[mpich-discuss] Configuring MPICH 4.1.2 without increasing the locked memory limit

Mccall, Kurt E. (MSFC-EV41) kurt.e.mccall at nasa.gov
Wed Oct 18 12:35:57 CDT 2023


I have configured MPICH 4.1.2 with both -with-device=ch4:ofi   and -with-device=ch4:ucx.    My application fails in both cases when it can't allocate enough memory.  For -with-device=ch4:ofi :

Unable to create send CQ of size 5080 on mlx5_0: Cannot allocate memory
n001.cluster.pssclabs.com:rank0.NeedlesMpiMM: Unable to initialize verbs NIC /sys/class/infiniband/mlx5_0 (unit 0:0)
n001.cluster.pssclabs.com:rank0: PSM3 can't open nic unit: 0 (err=23)
Abort(606197135): Fatal error in internal_Init: Other MPI error, error stack:
internal_Init(66)........: MPI_Init(argc=0x7ffc1cbd334c, argv=0x7ffc1cbd3340) failed
create_vni_context(982)..: OFI endpoint open failed (ofi_init.c:982:create_vni_context:Cannot allocate memory)

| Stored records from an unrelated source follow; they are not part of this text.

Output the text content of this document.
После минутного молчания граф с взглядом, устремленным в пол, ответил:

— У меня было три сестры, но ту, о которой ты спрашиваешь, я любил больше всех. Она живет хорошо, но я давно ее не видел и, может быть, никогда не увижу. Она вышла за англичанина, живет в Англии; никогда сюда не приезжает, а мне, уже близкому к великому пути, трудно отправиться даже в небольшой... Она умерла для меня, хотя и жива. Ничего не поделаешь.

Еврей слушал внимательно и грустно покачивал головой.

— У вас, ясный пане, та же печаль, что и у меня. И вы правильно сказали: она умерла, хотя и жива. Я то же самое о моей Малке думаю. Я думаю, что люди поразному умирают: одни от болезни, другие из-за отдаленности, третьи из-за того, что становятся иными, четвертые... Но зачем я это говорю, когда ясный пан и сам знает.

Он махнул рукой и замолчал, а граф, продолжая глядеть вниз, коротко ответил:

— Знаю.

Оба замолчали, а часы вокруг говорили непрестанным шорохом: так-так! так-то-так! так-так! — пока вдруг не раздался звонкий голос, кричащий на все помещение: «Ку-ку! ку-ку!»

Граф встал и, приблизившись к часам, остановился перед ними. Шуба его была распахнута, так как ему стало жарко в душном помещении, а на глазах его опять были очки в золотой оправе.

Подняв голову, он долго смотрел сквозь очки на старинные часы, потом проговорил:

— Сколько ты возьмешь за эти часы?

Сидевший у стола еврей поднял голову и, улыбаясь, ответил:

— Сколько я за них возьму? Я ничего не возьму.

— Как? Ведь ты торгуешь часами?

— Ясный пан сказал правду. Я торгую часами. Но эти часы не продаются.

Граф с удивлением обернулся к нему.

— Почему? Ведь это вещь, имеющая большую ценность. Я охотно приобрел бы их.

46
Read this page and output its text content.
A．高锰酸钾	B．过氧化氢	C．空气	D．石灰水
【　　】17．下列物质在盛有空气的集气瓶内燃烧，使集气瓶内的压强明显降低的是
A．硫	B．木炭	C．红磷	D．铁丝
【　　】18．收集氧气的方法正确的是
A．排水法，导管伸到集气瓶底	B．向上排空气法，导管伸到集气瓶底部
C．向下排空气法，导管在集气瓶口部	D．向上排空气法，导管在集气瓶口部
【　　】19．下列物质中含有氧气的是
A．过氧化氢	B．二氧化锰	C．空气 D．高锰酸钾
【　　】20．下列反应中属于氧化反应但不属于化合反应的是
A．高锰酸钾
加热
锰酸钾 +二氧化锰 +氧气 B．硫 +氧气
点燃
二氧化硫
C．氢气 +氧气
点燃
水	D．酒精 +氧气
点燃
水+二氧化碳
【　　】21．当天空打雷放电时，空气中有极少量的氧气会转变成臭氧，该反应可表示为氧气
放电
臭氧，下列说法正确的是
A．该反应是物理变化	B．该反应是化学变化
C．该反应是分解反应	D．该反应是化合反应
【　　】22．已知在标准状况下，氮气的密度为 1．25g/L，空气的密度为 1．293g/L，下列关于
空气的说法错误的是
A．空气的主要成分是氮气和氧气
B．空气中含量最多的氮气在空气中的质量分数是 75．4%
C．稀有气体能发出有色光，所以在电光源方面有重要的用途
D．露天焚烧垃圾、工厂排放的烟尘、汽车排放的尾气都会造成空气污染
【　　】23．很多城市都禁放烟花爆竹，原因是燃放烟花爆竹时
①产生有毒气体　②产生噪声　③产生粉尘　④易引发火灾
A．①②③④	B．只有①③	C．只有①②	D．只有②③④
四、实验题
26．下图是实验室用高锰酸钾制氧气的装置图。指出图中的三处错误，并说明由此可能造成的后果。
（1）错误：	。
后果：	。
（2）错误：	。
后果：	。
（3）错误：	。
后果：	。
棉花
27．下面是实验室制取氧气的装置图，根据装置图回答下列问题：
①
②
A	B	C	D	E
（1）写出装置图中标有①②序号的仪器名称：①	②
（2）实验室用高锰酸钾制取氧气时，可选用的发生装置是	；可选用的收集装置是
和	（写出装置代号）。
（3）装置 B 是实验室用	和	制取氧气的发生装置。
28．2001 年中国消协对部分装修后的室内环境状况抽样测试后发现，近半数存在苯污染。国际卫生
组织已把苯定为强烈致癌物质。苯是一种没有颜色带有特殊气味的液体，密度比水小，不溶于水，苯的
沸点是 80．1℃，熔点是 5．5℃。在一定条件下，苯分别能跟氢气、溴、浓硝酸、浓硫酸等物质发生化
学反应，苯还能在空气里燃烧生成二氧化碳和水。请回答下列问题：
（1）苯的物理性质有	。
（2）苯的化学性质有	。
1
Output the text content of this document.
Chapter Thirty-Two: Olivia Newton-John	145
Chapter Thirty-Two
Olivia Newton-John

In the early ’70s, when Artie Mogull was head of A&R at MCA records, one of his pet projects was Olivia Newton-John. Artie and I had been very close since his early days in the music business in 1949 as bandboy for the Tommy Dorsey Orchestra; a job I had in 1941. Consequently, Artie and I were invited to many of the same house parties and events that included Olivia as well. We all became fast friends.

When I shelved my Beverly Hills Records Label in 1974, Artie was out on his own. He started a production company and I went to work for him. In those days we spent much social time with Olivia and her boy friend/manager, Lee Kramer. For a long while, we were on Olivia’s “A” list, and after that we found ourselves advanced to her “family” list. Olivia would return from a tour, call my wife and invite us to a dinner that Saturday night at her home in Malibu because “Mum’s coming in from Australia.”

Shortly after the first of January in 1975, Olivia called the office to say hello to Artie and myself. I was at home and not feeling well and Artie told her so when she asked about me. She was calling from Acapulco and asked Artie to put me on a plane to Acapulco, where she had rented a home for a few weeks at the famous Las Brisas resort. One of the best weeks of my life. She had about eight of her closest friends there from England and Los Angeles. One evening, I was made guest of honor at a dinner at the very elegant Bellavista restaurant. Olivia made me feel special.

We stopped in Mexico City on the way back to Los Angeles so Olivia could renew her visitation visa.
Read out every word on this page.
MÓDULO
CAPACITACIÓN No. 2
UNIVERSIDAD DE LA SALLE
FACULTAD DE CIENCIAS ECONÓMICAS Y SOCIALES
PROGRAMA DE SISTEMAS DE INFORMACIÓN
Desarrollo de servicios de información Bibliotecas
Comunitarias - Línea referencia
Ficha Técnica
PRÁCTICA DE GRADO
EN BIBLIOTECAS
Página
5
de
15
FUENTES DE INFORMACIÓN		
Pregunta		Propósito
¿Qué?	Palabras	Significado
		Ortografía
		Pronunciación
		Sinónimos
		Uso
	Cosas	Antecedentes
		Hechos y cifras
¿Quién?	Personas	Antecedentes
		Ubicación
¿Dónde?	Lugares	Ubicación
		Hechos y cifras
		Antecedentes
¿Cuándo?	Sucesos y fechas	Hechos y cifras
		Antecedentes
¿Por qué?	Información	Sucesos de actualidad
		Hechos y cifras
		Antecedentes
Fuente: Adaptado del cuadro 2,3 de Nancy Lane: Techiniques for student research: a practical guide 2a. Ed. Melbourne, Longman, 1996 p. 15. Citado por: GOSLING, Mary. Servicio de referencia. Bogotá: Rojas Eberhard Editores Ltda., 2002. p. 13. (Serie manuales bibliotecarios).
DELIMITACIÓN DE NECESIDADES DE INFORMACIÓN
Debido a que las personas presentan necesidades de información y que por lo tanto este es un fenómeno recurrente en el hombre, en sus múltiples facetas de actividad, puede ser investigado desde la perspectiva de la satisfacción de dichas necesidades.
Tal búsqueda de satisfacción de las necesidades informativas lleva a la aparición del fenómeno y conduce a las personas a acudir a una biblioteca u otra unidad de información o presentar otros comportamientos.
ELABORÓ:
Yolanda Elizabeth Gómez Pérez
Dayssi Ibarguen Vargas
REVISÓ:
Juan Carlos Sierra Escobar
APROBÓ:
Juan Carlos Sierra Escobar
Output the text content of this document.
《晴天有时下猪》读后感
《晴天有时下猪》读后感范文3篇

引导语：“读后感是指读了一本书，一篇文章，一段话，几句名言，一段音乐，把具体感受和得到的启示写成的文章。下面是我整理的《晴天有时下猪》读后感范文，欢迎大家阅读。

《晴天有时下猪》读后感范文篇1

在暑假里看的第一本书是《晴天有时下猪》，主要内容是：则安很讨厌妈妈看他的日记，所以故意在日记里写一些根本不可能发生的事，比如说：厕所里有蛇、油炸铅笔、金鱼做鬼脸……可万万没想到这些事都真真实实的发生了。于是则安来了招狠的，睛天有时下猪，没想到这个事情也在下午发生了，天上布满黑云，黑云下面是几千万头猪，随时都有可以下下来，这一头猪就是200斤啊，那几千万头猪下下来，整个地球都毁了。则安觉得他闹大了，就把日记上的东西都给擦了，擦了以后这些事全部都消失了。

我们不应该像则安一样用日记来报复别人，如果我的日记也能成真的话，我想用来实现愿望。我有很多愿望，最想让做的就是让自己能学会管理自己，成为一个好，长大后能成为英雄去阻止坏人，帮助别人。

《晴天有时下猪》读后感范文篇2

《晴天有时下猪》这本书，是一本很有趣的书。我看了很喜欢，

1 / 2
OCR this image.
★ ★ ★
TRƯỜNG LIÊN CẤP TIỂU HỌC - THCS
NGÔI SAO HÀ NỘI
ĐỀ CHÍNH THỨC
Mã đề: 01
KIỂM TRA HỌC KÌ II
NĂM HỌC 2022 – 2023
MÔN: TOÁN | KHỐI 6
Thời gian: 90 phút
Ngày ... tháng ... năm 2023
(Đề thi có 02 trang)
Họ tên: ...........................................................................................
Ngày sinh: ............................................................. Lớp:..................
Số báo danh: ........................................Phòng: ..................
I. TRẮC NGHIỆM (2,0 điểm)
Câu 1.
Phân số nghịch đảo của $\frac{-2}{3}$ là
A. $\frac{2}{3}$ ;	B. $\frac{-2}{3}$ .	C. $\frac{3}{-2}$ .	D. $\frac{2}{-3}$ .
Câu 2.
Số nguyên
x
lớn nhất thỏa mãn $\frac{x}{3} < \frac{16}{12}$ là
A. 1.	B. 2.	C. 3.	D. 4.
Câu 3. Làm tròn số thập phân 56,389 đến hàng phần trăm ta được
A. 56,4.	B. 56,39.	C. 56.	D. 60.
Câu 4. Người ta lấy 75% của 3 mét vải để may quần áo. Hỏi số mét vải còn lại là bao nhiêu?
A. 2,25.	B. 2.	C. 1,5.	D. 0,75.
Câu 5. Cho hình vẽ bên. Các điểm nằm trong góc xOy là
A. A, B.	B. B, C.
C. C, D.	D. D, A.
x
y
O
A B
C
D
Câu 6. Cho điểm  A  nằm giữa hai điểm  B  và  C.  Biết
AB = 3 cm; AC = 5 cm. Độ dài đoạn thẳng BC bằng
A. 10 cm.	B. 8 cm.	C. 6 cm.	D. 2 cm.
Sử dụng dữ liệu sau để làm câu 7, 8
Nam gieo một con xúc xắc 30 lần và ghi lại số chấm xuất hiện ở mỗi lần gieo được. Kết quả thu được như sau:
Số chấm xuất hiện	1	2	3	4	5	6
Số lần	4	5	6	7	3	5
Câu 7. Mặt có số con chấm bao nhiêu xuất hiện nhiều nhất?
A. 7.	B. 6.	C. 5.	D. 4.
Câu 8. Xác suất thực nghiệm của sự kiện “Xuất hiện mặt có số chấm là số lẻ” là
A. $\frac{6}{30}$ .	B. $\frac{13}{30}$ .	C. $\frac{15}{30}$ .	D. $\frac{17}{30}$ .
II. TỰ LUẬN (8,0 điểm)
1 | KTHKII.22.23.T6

Configuring using  -with-device=ch4:ucx, there was a very similar error involving /sys/class/infiniband/mlx5_0  that explicitly stating that the locked memory limit (ulimit -l) needs to be set to "unlimited".   Are there any other ch4 device configuration options that don't require unlimited locked memory?